EL CENTRO — Saturday evening, October 10, I slowly grab my notepad and check it again. My notes say West Commercial Avenue, but all I see are old buildings, and some even looked abandoned. Yet, I notice a line of cars parked in a dirt parking lot. This must be the place. I slowly drive up to the historic Shipper’s Ice House and sure enough, a banner stretches across the parking lot, reading: Imperial Valley Food Bank Harvest Bowl.
The building is simply an empty warehouse, transformed by imagination and hard work into a beautiful banquet hall. Flowers and candlelights hang from the beams of the warehouse ceiling, tables are elegantly dressed in linen, set in matching silver and dishes, while in the background, a live band plays music.
For the past four years, the Imperial Valley Food Bank has chosen unique and different locations in the Valley to host their Harvest Bowl, an event which raises almost $50 thousand yearly to help fund the Food Bank’s general operations.
“They throw an amazing event. It’s really neat to see what they come up with every year. It’s for a good cause,” said 4-H Program Representative Shanna Abatti who was attending the event for the second time with her fiancé Mark Fitzurka.
IV Food Bank Executive Director Sara Griffen explained that the Harvest Bowl is a great opportunity to educate the community about what the Food Bank does in the Imperial Valley.

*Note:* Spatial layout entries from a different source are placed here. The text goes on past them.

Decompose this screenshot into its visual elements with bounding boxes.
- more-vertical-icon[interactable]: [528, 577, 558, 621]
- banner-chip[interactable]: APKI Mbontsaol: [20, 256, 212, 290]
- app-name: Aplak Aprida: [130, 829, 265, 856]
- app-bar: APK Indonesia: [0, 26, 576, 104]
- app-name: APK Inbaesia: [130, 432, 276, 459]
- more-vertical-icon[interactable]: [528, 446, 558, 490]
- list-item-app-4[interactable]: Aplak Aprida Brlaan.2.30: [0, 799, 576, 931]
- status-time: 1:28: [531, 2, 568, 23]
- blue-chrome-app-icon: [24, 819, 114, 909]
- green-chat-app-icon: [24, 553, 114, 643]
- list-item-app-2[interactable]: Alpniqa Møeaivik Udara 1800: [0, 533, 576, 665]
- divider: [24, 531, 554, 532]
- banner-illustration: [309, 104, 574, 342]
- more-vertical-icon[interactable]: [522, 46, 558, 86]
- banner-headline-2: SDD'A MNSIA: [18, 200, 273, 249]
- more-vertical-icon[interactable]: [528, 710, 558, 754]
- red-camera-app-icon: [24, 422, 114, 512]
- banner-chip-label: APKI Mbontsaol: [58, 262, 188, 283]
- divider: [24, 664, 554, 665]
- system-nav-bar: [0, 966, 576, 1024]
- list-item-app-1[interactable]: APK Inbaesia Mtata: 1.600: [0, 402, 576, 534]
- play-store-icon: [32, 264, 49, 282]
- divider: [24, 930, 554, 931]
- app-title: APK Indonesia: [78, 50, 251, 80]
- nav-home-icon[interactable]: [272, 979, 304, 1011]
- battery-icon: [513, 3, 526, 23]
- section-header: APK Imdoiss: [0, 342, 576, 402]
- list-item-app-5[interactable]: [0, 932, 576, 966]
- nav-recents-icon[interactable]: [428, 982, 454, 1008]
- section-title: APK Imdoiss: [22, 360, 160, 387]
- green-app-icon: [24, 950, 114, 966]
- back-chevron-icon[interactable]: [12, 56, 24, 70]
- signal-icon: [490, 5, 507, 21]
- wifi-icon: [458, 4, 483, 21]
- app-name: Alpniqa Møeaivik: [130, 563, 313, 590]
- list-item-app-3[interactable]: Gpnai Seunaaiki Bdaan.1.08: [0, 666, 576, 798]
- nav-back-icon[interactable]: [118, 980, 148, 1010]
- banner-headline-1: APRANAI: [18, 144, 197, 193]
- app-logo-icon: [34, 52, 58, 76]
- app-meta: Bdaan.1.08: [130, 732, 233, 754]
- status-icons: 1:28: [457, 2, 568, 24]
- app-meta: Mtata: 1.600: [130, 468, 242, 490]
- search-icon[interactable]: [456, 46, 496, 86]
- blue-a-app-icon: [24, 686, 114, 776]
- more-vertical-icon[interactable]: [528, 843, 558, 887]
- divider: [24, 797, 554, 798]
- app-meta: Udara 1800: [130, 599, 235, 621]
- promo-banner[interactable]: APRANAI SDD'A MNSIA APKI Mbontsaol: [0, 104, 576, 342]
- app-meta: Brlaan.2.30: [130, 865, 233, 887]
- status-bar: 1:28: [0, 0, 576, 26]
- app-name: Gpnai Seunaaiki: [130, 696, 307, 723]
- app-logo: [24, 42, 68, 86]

“It’s really exciting because the community helps the food bank and gets involved so they can learn what the Food Bank is about,” said IV Food Bank program coordinator Cecilia Regalado.
The Food Bank feeds approximately 20 thousand people every month through 60 non-profit partner agencies in the Imperial Valley, as well as distributing food to eight rural communities such as Niland, Salton Sea, and Bombay Beach through the ‘Mobile Food Pantry’, according to their table flyer.
More than half of the people that are served through the Food Banks services are children. The IV Food Bank also serves the disabled, elderly, and the under-employed.
With an annual budget of $750 thousand, a stipend from the government, and grants, the remainder of their budget is financed by locals.
“We have to rely on the community,” said Griffen.
By 6:20 p.m., the room was full of guests, ready to begin a four-course dinner complete with appetizers and dessert, in an odd, but beautiful warehouse.